Clinesmith admitted making this change to the email after being confronted by the DOJ IG nearly two years later, making this almost certainly a violation of 18 USC §1519, destruction/concealment of records, given the wording of the statute.
Only a month later – July 27, 2017 – GP is arrested at Dulles Airport and charged the next day with the same crime – 18 USC §1519 destruction/concealment of records – that a month earlier one of the lead FBI Attorney’s investigating GP appears to have committed himself.
Papadopoulos was charged with §1001 false statements because he got a date wrong about when he met Mifsud, and §1519 destruction/obstruction because he got a new Facebook account (and a new cellphone.)
Clinesmith appears to have conspired to lie to the FISA court, and destroyed/concealed a federal document under color of authority with an FBI badge, and he hasn’t been charged with anything.
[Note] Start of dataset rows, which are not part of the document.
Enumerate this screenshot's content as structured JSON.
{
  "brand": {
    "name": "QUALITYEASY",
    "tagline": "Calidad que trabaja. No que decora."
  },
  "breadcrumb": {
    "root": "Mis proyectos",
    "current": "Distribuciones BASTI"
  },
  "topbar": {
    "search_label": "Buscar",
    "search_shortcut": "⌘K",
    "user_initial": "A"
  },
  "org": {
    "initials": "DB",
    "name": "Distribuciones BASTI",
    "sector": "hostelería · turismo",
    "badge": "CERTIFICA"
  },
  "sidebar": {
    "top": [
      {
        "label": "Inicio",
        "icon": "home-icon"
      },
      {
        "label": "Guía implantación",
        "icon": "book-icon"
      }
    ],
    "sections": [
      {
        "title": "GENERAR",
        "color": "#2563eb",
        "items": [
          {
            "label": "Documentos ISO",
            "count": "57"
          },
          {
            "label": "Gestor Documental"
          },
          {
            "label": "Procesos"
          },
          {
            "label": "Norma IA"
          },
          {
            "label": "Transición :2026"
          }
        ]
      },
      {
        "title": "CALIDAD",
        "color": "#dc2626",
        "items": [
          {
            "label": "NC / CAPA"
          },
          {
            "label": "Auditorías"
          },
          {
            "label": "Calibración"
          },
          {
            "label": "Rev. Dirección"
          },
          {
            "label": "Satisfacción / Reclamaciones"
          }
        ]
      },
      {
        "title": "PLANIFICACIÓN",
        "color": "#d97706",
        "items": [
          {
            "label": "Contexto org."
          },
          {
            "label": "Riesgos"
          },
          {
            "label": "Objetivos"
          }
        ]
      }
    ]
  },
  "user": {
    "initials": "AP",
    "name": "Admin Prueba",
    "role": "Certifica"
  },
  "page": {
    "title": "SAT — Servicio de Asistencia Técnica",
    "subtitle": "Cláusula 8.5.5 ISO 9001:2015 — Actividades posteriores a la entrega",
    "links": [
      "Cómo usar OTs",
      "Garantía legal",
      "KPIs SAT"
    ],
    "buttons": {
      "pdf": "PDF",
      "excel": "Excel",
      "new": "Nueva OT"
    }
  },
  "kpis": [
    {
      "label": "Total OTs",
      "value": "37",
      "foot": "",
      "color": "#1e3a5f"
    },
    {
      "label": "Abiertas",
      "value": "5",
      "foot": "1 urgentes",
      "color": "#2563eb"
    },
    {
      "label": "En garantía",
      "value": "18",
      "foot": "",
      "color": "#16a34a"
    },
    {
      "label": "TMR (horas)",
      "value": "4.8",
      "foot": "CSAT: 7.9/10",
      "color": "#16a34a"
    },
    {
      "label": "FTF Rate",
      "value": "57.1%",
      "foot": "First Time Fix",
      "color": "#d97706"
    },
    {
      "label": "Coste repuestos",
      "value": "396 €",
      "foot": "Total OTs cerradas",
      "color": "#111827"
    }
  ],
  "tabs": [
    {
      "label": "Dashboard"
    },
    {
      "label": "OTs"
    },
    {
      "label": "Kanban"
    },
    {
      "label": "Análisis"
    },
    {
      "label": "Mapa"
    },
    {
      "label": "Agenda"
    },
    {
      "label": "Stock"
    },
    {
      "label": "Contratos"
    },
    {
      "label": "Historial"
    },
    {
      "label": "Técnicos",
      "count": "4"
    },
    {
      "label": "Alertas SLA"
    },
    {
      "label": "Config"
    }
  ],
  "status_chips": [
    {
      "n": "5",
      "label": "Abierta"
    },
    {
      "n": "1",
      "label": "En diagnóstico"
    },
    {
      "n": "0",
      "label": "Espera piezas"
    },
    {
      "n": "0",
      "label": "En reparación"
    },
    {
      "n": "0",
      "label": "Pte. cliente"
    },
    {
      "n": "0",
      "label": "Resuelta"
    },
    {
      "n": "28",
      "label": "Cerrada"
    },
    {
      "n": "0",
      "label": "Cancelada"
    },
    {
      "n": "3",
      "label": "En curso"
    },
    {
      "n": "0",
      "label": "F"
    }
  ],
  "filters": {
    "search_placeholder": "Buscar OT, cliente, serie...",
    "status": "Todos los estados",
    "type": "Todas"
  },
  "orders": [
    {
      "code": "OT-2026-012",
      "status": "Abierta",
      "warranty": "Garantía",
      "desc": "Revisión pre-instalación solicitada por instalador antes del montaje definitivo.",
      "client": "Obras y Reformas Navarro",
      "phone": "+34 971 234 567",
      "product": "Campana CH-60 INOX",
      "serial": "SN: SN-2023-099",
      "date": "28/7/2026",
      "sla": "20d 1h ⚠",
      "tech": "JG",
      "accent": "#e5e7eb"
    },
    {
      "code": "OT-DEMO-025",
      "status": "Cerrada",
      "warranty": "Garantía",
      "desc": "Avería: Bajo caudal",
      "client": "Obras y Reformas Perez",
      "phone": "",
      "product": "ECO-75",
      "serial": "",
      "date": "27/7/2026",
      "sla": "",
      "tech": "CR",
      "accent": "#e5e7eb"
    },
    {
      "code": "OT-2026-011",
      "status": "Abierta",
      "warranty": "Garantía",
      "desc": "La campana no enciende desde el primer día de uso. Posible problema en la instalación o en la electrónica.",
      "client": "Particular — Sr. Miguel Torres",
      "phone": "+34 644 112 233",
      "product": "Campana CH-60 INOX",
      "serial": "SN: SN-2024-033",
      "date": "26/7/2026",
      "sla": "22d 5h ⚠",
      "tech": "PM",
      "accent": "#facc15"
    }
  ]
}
That’s the very definition of a two tiered system of Justice.
What’s worse is that Clinesmith was part of the same SCO team that prosecuted Papadopoulos for a §1519 obstructive alteration crime he appears to have already committed *himself* only a month beforehand, while he was “primary FBI Attorney” on Crossfire Hurricane
Is there a greater prosecutorial malevolence than charging someone with a crime when you surely know that they’re innocent of it, and when you also know you’ve committed that exact same crime yourself? This belongs in an episode of The Shield with Vic Mackey
US Attorney John Durham and AG Bill Barr now have to decide if they’re going to hold anyone accountable for any of this. And the media need to decide if they’re going to keep pretending none of this happened.